The Blanton Museum of Art at the University of Texas's Latin American Collection — recognized across the art world as one of the oldest, most prominent and most comprehensive Latin American Art collections in the country — has named Dr. Beverly Adams as new adjunct curator. Adams is currently curator of the Diane and Bruce Halle Collection in Scottsdale, Arizona, but she's no stranger to Austin or the Austin art world.
After receiving both her undergraduate and graduate degrees from University of Texas, Adams served as assistant curator of Latin American art for the Blanton from 1989 to 1995. Adams worked closely with Mari Carmen Ramírez, the very first curator of Latin American Art in the United States, when the Blanton established her position in 1988.
As “the first place to ever really care” about Latin American art, says Adams, Blanton and its program hold deep history and importance. Having been there at the start and working with Ramírez at a time when the Blanton was paying unprecedented attention to Latin American art, Adams is excited to reinvigorate that energy.
“Austin deserves good art and high standards." — Blanton Adjunct Curator Beverly Adams
It’s clear that Adams is passionate about curating exhibits that connect with the public, as well as being interested in promoting inclusiveness and education. While studying art history at UT, Adams realized that the tangible sensation of touching, looking at and spending time with what she was studying had become important to her. “It’s hard for me not to want to share those things, the stuff, the physical experiences,” she says.
Returning to Austin after almost 17 years away, Adams — not surprisingly —found it to be a very different town from the one she left. “The city seems a lot more vibrant and alive,” she says, “booming with excitement.”
Adams sees more vibrancy and ambition not only in the town, but specifically at the Blanton, too. “I really think that the director has taken the bit in her teeth and has decided this will be the place in Austin to get things done,” she says.

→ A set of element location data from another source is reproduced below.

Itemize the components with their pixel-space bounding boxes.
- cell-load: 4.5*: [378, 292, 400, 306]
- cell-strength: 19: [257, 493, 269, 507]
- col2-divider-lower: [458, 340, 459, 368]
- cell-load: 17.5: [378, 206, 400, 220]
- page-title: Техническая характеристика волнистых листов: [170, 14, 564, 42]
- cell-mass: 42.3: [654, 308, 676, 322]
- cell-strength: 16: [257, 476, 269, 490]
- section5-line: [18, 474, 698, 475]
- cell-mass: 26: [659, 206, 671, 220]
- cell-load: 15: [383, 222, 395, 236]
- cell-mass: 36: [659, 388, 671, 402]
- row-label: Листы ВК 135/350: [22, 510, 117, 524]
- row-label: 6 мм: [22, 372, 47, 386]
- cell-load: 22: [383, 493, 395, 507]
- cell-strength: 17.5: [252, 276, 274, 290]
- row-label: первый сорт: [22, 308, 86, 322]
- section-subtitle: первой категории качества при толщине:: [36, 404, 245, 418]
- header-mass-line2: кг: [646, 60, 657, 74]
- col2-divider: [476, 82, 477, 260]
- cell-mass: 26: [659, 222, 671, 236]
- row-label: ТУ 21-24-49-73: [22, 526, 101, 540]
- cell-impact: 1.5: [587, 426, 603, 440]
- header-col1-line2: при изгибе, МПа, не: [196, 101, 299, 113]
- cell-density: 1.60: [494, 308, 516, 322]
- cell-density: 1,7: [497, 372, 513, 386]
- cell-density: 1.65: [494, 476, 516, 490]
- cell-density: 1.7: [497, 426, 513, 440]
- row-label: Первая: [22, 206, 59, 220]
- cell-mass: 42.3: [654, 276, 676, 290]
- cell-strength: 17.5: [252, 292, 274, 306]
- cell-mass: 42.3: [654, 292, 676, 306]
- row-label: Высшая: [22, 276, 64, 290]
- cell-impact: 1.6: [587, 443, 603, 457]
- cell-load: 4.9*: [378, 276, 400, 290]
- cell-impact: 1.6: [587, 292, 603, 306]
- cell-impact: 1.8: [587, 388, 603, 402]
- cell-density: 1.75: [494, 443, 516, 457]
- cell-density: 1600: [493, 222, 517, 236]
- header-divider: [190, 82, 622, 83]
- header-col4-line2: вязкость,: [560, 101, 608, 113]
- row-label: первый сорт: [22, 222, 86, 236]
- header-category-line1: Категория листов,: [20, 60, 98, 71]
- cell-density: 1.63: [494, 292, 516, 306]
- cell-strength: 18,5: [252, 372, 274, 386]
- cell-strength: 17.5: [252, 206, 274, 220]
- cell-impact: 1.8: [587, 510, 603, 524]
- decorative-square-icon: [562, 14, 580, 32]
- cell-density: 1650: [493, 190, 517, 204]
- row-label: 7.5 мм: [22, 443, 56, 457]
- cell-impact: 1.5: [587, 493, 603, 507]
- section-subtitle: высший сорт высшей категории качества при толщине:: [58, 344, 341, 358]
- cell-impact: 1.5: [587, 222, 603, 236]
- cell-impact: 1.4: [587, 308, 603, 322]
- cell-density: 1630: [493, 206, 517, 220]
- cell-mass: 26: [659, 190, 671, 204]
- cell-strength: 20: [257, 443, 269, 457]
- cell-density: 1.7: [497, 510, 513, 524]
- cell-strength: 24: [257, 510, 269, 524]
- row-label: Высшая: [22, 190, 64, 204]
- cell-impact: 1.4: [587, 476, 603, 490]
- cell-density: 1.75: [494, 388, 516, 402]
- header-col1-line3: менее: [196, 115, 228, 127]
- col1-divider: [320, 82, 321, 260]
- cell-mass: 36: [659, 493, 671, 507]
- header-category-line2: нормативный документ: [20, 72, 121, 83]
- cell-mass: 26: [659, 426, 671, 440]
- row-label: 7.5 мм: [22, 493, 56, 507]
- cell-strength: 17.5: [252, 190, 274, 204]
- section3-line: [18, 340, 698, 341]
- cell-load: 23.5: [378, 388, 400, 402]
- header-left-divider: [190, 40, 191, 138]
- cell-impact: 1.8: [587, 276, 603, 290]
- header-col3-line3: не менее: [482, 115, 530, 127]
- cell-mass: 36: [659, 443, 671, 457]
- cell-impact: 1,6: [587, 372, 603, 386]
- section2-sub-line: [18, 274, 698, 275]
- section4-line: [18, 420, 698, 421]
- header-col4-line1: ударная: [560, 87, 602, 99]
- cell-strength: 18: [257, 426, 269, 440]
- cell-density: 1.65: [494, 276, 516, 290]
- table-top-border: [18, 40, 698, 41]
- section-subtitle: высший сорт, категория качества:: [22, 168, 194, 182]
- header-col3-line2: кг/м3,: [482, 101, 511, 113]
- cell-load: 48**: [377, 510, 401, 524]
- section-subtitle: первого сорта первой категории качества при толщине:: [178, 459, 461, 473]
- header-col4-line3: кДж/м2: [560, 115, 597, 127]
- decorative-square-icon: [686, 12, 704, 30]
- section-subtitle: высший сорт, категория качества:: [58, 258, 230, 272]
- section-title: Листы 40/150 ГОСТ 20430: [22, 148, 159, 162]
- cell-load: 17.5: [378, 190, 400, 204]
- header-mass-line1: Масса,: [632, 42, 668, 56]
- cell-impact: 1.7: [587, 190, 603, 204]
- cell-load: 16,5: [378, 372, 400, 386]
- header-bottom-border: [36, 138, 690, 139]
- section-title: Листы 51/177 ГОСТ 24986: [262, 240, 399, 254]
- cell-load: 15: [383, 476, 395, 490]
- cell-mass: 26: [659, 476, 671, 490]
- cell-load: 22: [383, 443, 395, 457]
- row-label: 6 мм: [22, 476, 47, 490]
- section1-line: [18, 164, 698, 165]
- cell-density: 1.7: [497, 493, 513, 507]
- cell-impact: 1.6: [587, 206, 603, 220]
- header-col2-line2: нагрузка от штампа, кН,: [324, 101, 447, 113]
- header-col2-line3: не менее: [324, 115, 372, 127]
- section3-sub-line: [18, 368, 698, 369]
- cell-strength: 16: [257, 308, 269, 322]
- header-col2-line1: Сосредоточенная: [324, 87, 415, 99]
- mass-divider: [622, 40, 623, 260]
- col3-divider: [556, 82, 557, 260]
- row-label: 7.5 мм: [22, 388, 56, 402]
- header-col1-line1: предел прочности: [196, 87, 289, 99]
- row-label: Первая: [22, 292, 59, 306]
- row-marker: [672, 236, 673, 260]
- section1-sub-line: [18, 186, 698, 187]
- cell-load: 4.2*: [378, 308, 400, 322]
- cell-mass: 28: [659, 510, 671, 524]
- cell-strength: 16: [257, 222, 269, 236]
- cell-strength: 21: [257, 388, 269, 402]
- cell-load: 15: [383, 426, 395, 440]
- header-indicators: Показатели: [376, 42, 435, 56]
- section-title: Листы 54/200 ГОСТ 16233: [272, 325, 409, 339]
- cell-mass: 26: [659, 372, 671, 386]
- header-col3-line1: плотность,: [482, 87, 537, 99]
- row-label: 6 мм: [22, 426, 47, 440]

From the sound of it, Adams is looking to get things done, too. While she will start by working on a part-time basis and traveling back and forth from Arizona, she plans to relocate herself and family to Austin full-time in the next few years. In the meantime, she will be spending plenty of time on the ground in Austin — a week every two weeks, a few days here and there; she points out that one of the important parts of the job is to be immersed in the community, “to be an educator, and to talk to people.”
Adams' specialty is postwar and contemporary art, and she is looking forward to making that focus a part of the program. She’s excited about the versatility the Blanton offers and plans on a variety of exhibits. Because of the depth of research available at the university, the Blanton can handle historical, extensively researched shows, “while at the same time they can have fun, exciting contemporary art shows” she explains.
While she wouldn’t comment on the specifics of anything she has planned for 2014, Adams wants to showcase things that are "going on outside of MOMA or in Houston … things that are newer, more exciting, that the bigger places aren’t interested in doing.” An example? Some of the great drawing going on in Colombia right now.
Adams sees a newer, more awake Austin and art world than when she last spent time here, and it’s a good thing: “Austin deserves good art and high standards … having spent many years being overshadowed by other places, like Houston, Austin deserves some really spectacular art to go see, to be a part of and to learn about.” We’re looking forward to seeing what Adams brings us.